A listing so that I can remember the year.

In Paris for the Snow City international premiere and became well-acquainted with the Georges Pompidou Centre . It opened in 1977, 35 years ago, and it is still so contemporary. To have the guts of a building all hanging out, smack in the middle of belle epoque Beaubourg…This building has to be experienced first hand. And of course Paris, the most beautiful city in the world

I went with the Singapore Heritage Society to visit Colonial Perak, Malaysia. While admiring the town planning of Taiping city centre on a blazing hot day, we stumbled upon the best Chendol in the world.
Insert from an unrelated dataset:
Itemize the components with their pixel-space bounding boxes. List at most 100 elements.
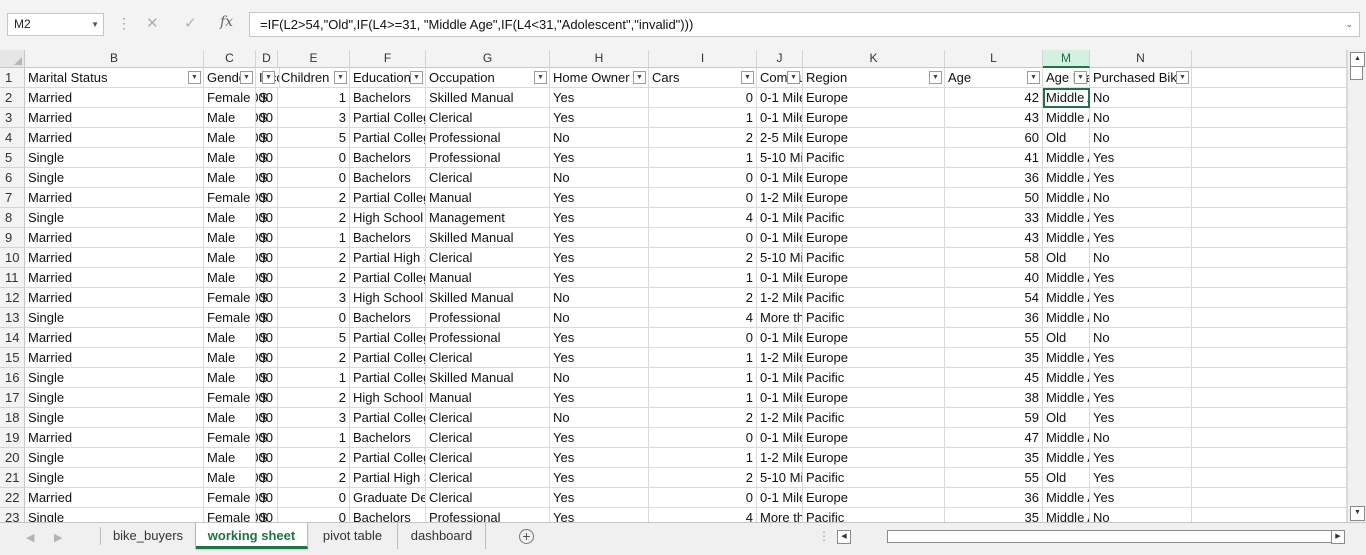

It was also wonderful to be acquainted with Ng Sek San’s architecture in Ipoh in Sekeping Kong Heng, a house within a house. I loved the tension between the rough unfinished quality and the deliberate designy feel of the space. It is as if every part of the building process was re-examined, then re-invented, even the electrical wiring methods.I would hate to be his contractor.

Saw Ian Woo’s drawings for the first time at the Singapore Art Museum’s Panorama – Recent Art from Contemporary Asia show. He presented a series of paintings which combined thick brush strokes with fine, yet deliberate pencil markings. The contrast works very well.

Green Zheng’s Chinese School Lessons Show at Chan Hampe Gallery. He essentialised the May 13 Generation into a few slogans and words (Malaya, bersatu, Where do you live, what is your name) and painted them over the Chung Cheng High School uniform. If you, like me have been immersed in that era for work, to see his interpretation of their experience as an art work found in faux-colonial Raffles Hotel gallery was sweet irony. You can view the works in the catalog here

Charles Lim’s Evil Disappears Show at FuturePerfect. David Teh curated a strand of Charles’ work focusing on the fluidity of borders. I have been following Charles work and have enjoyed his explorations. Do get your hands on the catalog containing David’s essay.

Attended the 25th anniversary of Operation Spectrum, a day in 1987 where 22 activists were detained for being Marxist Conspirators. Yes, Marxist Conspirators. The organisers were very surprised that several hundred people turned up to commemorate the event. There was an exhibition on the ISA that showed a mock up of a detention cell.

Freedom Film Festival (Singapore edition). I facilitated the Q&A for two films from this Malaysian film festival with the young Malaysian directors in attendance. They were so articulate and passionate that our normally sedate Singapore audience found themselves actually asking many questions. We over-ran and everyone had to be chased out of The Substation auditorium.

Hayward Gallery – the Art of Change: New Directions from China. I had only half a day to myself while in London and torn between the Tate Modern’s newly opened Tanks and this, I went for this. So much of Chinese art is cartoonised or Ai Wei Wei-ised with the aura or dissidence, that nothing else seems to get through. This exhibition seeks to address the dark hole. What I found impressive was the documentation of the exhibtion. The website, only accessible in situ, cross referenced the artists’ work with the events (political as well as cultural) of the day as well as their relationship with each other. Particularly memorable was Xu Zhen’s suspended lady and Sun Yuan & Peng Yus dogs chained to running machines.